Law Firms in Rush to Sue Barnes & Noble

Many of the law firms specializing in "shareholder lawsuits" that sought possible plaintiffs in suits against Barnes & Noble have filed class action suits and continue to seek plaintiffs.

The suits stem from the December revelation, made by B&N in a Form 10-Q filing, that the Securities and Exchange Commission is investigating B&N's July restatement of results for two years--losses in fiscal 2011 and 2012 were $9.2 million less than originally stated--and for a separate matter "related to a former non-executive employee's allegation that the Company improperly allocated certain information technology expenses between its Nook and Retail segments for purposes of segment reporting," as B&N put it.
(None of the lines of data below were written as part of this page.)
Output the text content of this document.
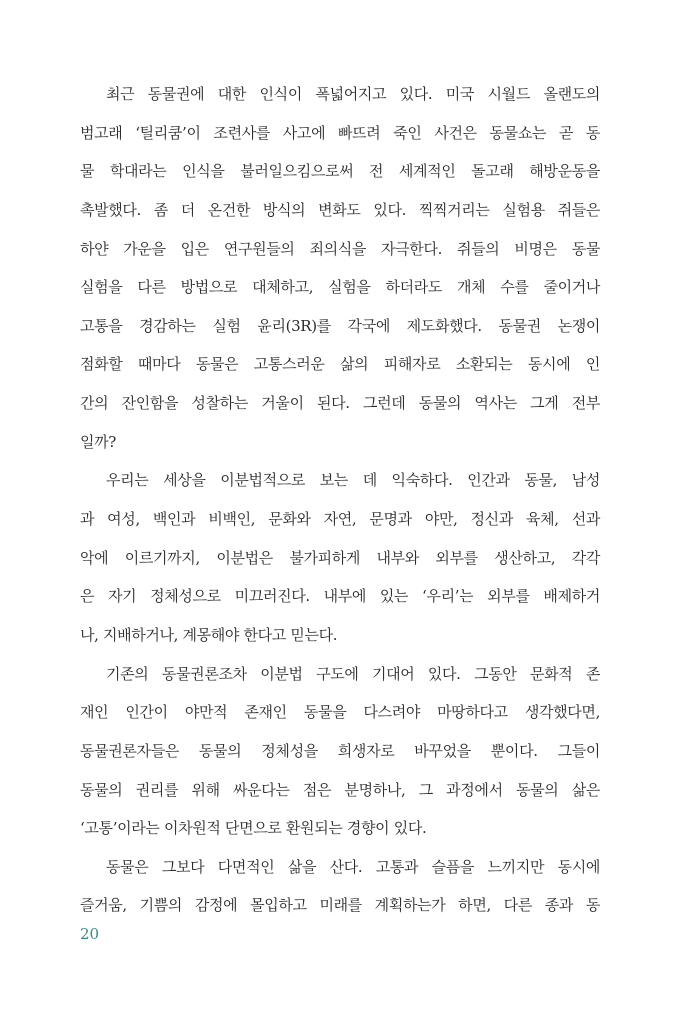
최근 동물권에 대한 인식이 폭넓어지고 있다. 미국 시월드 올랜도의
범고래 ‘틸리쿰’이 조련사를 사고에 빠뜨려 죽인 사건은 동물쇼는 곧 동
물 학대라는 인식을 불러일으킴으로써 전 세계적인 돌고래 해방운동을
촉발했다. 좀 더 온건한 방식의 변화도 있다. 찍찍거리는 실험용 쥐들은
하얀 가운을 입은 연구원들의 죄의식을 자극한다. 쥐들의 비명은 동물
실험을 다른 방법으로 대체하고, 실험을 하더라도 개체 수를 줄이거나
고통을 경감하는 실험 윤리(3R)를 각국에 제도화했다. 동물권 논쟁이
점화할 때마다 동물은 고통스러운 삶의 피해자로 소환되는 동시에 인
간의 잔인함을 성찰하는 거울이 된다. 그런데 동물의 역사는 그게 전부
일까?
우리는 세상을 이분법적으로 보는 데 익숙하다. 인간과 동물, 남성
과 여성, 백인과 비백인, 문화와 자연, 문명과 야만, 정신과 육체, 선과
악에 이르기까지, 이분법은 불가피하게 내부와 외부를 생산하고, 각각
은 자기 정체성으로 미끄러진다. 내부에 있는 ‘우리’는 외부를 배제하거
나, 지배하거나, 계몽해야 한다고 믿는다.
기존의 동물권론조차 이분법 구도에 기대어 있다. 그동안 문화적 존
재인 인간이 야만적 존재인 동물을 다스려야 마땅하다고 생각했다면,
동물권론자들은 동물의 정체성을 희생자로 바꾸었을 뿐이다. 그들이
동물의 권리를 위해 싸운다는 점은 분명하나, 그 과정에서 동물의 삶은
‘고통’이라는 이차원적 단면으로 환원되는 경향이 있다.
동물은 그보다 다면적인 삶을 산다. 고통과 슬픔을 느끼지만 동시에
즐거움, 기쁨의 감정에 몰입하고 미래를 계획하는가 하면, 다른 종과 동
20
The suits use the SEC investigation as a basis and add detail that is remarkably similar from suit to suit. In the suit filed by Ryan & Maniskas, echoing the other suits, the firm alleges that B&N "misrepresented or failed to disclose," among other things, that Nook e-book reader sales had dramatically declined; that B&N would shutter its Nook manufacturing operations altogether; that the carrying value of the Nook inventory was overstated by $133 million; and that B&N was expecting fiscal 2014 retail losses in the high single digits. The suit also said that the company's August 20 results announcement included "much worse company-wide financial results for its first quarter 2014 than the market had been led to expect, including lower sales and losses that more than doubled from the first quarter of 2013. Barnes & Noble also disclosed that the Company's Chairman had placed on hold his previous bid to take the Company's bookstore business private. On this news, the Company's stock price fell more than $2 per share, or approximately 12%."

The suits seek to represent any buyers of B&N stock between February 25 and December 5, 2013. The deadline to be a lead plaintiff in the suits is March 10, 2014.